C’est aussi l’occasion de noter que Synology Drive et AI Console sont officiellement intégrés à cette roadmap IA, la brique AI Console, déjà disponible pour Office et MailPlus, continue donc d’évoluer.

ActiveProtect Manager 2.0

ActiveProtect Manager 2.0 a également annoncé lors du Computex. Pour rappel, il s’agit du système pour les boitiers DP. Il étend la couverture de sauvegarde à Azure VM, Amazon EC2, Nutanix AHV, Proxmox VE et Google Workspace, avec restauration multiplateforme, y compris de Cloud à Cloud. Les sauvegardes vers Azure Blob Storage sont également supportées.

Mais le plus intéressant est ailleurs. APM 2.0 intègre un moteur de détection d’anomalies basé sur du machine learning, qui analyse les versions historiques de sauvegarde pour repérer les comportements suspects : pics d’entropie (données aléatoires), suppressions massives, taux de changement anormal.
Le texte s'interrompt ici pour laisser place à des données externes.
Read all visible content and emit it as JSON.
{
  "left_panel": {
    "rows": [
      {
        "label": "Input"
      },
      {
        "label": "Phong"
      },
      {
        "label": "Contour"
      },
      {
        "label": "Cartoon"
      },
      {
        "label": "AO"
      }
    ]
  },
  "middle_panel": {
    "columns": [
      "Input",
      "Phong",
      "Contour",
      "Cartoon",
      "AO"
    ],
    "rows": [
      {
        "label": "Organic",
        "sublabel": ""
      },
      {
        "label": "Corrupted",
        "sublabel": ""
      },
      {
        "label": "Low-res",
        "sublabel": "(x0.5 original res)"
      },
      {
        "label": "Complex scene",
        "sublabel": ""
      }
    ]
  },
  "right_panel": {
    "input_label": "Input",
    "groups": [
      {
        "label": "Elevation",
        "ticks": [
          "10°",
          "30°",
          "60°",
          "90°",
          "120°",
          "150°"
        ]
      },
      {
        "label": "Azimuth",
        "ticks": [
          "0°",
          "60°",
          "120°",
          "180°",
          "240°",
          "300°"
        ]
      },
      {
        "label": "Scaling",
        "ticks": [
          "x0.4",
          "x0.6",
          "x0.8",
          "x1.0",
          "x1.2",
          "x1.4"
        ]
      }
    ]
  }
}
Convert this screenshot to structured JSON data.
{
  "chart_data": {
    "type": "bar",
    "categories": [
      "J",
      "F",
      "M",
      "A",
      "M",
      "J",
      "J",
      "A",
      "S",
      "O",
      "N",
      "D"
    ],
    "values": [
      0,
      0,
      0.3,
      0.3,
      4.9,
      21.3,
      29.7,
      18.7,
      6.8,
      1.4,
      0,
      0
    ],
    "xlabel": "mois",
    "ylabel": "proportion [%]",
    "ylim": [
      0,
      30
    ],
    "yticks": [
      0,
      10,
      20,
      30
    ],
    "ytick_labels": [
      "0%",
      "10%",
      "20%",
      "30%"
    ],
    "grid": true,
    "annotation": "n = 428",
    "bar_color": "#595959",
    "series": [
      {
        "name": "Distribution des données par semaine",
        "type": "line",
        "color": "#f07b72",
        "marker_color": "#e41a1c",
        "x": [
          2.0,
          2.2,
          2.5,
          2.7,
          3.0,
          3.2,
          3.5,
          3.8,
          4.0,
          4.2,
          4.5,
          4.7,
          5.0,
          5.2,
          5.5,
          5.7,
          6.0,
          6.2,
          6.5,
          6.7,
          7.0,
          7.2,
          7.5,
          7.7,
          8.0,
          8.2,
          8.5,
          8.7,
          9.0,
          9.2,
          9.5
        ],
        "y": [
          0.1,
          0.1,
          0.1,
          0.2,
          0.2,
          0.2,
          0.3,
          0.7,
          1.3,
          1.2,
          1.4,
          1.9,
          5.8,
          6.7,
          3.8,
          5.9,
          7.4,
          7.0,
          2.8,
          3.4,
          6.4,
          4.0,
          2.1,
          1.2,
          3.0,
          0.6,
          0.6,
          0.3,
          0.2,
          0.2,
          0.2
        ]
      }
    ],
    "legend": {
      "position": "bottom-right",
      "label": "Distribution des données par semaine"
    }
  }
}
Les fichiers douteux sont mis en quarantaine automatiquement. Si un point de restauration compromis est détecté, la fonction Auto Fallback revient d’elle-même à la dernière version saine. L’intégration avec des antivirus tiers complète le tout.

On passe d’une logique de restauration après l’incident, à une logique de détection et d’isolation avant que ça empire.

DSM - Synology DSM 7.4 : IA privée, ChatPlus, Meet...

ChatPlus, Meet et Bee Series

Synology Office intègre deux nouvelles plateformes : ChatPlus pour la messagerie d’entreprise et Meet pour la visioconférence, avec transcription et traduction IA, permissions granulaires et données 100 % en local. Rien de révolutionnaire sur le papier, mais ça comble un angle mort dans la suite Synology par rapport aux ténors du marché.

Côté grand public, la gamme BeeStation s’élargit avec BeeCamera pour la surveillance domestique et Synology Deep Search apporte une recherche locale par IA sur vos fichiers personnels sous macOS et Windows… sans Cloud.

En synthèse

Synology a fait du Computex 2026 une vitrine IA : DSM nouvelle génération embarque DSM Agent pour l’automatisation on-premise, tandis que Synology Drive et AI Console s’inscrivent pleinement dans cette roadmap.

Une grosse partie de DSM 7.4 sera donc autour de l’IA, à tous les niveaux de l’écosystème… Aucune information n’a en revanche été communiquée sur l’évolution du noyau Linux ou des composants système. La déduplication arriverait également sur disque dur, mais uniquement ceux de Synology.

ActiveProtect Manager 2.0 complète le tableau avec une détection d’anomalies par machine learning et un Auto Fallback automatique, faisant enfin passer la sauvegarde d’une logique réactive à une défense proactive. Les dates de disponibilité restent à confirmer.